Berbagai kegiatan seperti pesta laut yang menggelar berbagai lomba tradisional dan olahraga di objek wisata andalan Balikpapan, dan perayaan lainnya. Dalam kegiatan event tahunan ini tidak hanya peran Pemerintah Kota Balikpapan tapi juga stakeholder lainnya.
“Diharapkan dengan event-event yang diselenggarakan berdampak pada kunjungan atau okupansi hotel. Gebyar HUT, perahu naga dan lain-lain baru mulai diselenggarakan pada Februari ini. Pihak hotel juga memberikan harga khusus dalam perayaan HUT kota,” ungkap Ketua Badan Promosi Daerah Balikpapan, Sugianto, Jumat (16/2/2018).
Ia mengakui saat ini belum berdampak signifikan untuk okupansi tapi diperkirakan pada akhir Februari dan Maret akan mulai terlihat okupansinya.
“Sampai sekarang okupansi itu masih belum ada peningkatan signifikan. Karena biasa terlihat itu pada April. Januari itu biasanya masih rendah, Februari mulai merangkak nanti stabil pada Maret dan April,” beber pengelola Direktur Operasional Hotel Platinum Balikpapan tersebut.
Sejak dua tahun terakhir okupansi hotel di Balikpapan belum mengalami kenaikan signifikan, mengingat dampak pada turunnya sektor andalan tambang batubara masih dirasakan. Kondisi yang dirasakan sejumlah hotel. Hal itu berbeda dengan tahun 2012 hingga 2015, di mana pada tahun okupansi mampu mencapai 70-80 persen.
“Kalau dari 2016 dan 2017 rata, tidak ada kenaikan. Balikpapan secara okupansi baru 46 persen dari jumlah kamar tersedia. Kalau dihitung okupansi Kaltim hanya 54 persen. Betul-betul agak berat memang,” sebut Sugianto.
Untuk itu, pihaknya berharap dengan event tahunan dan pertumbuhan ekonomi kota Balikpapan dapat mendongkrak sektor lainnya seperti sektor jasa dan perdagangan.

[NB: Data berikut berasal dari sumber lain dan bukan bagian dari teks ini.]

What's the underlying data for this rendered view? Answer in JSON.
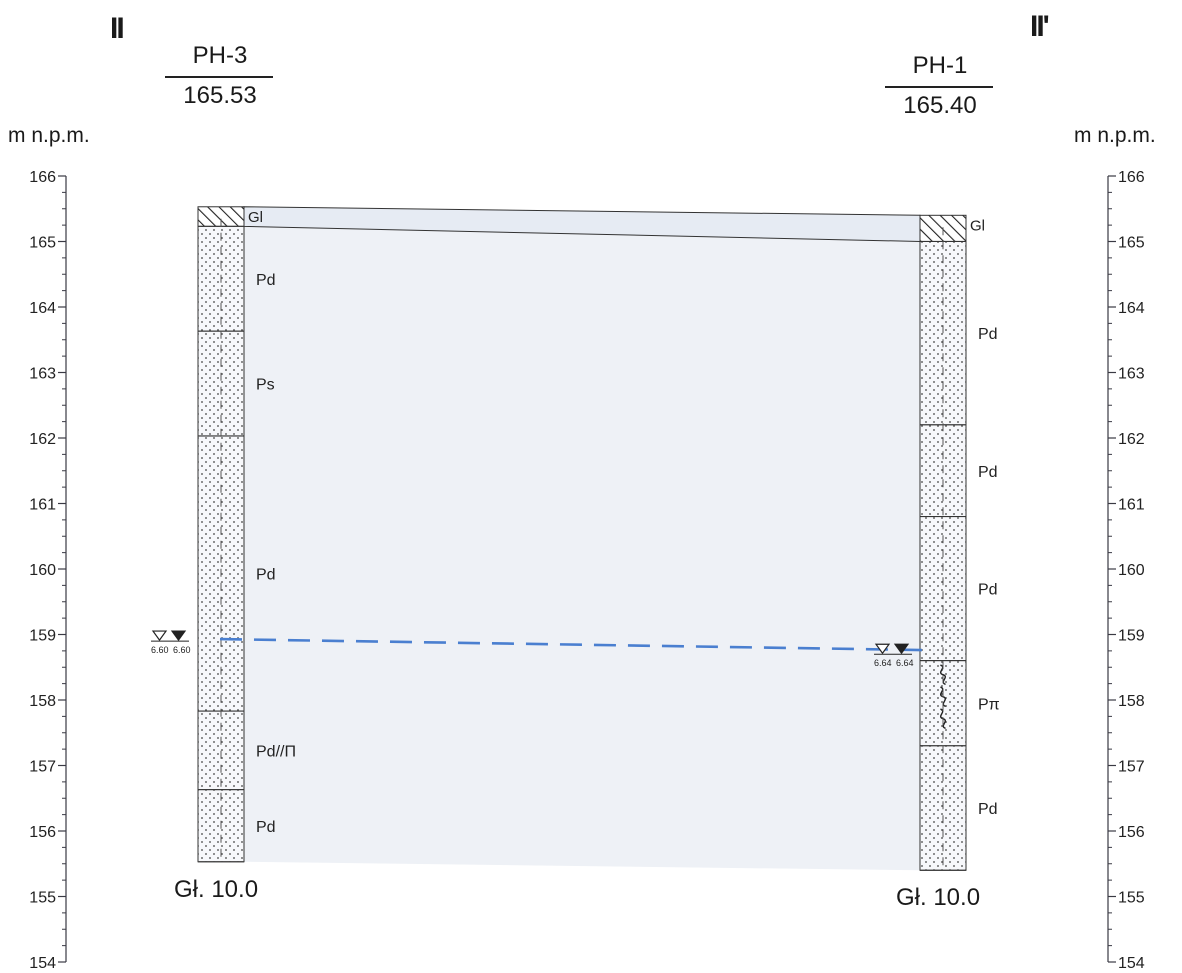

“Kalau untuk penghitungan hunian hotel 2018 akan terlihat di pada Maret dan April nanti. Dulu pada 2012 sampai 2015 tingkat okupansi bisa 70-80 persen. Harapannya kita bisa mencapai itu lagi,” pungkasnya.
Selain event tahunan dan pertumbuhan ekonomi, pihaknya tetap melakukan berbagai promosi wisata ke daerah yang potensial dan kegiatan table top sebagai media promosi.
“Kita masih perlu melakukan promosi wisata untuk mendongkrak kunjungan pariwisata ke Balikpapan, tentunya dengan melibatkan semua pihak,” tutupnya.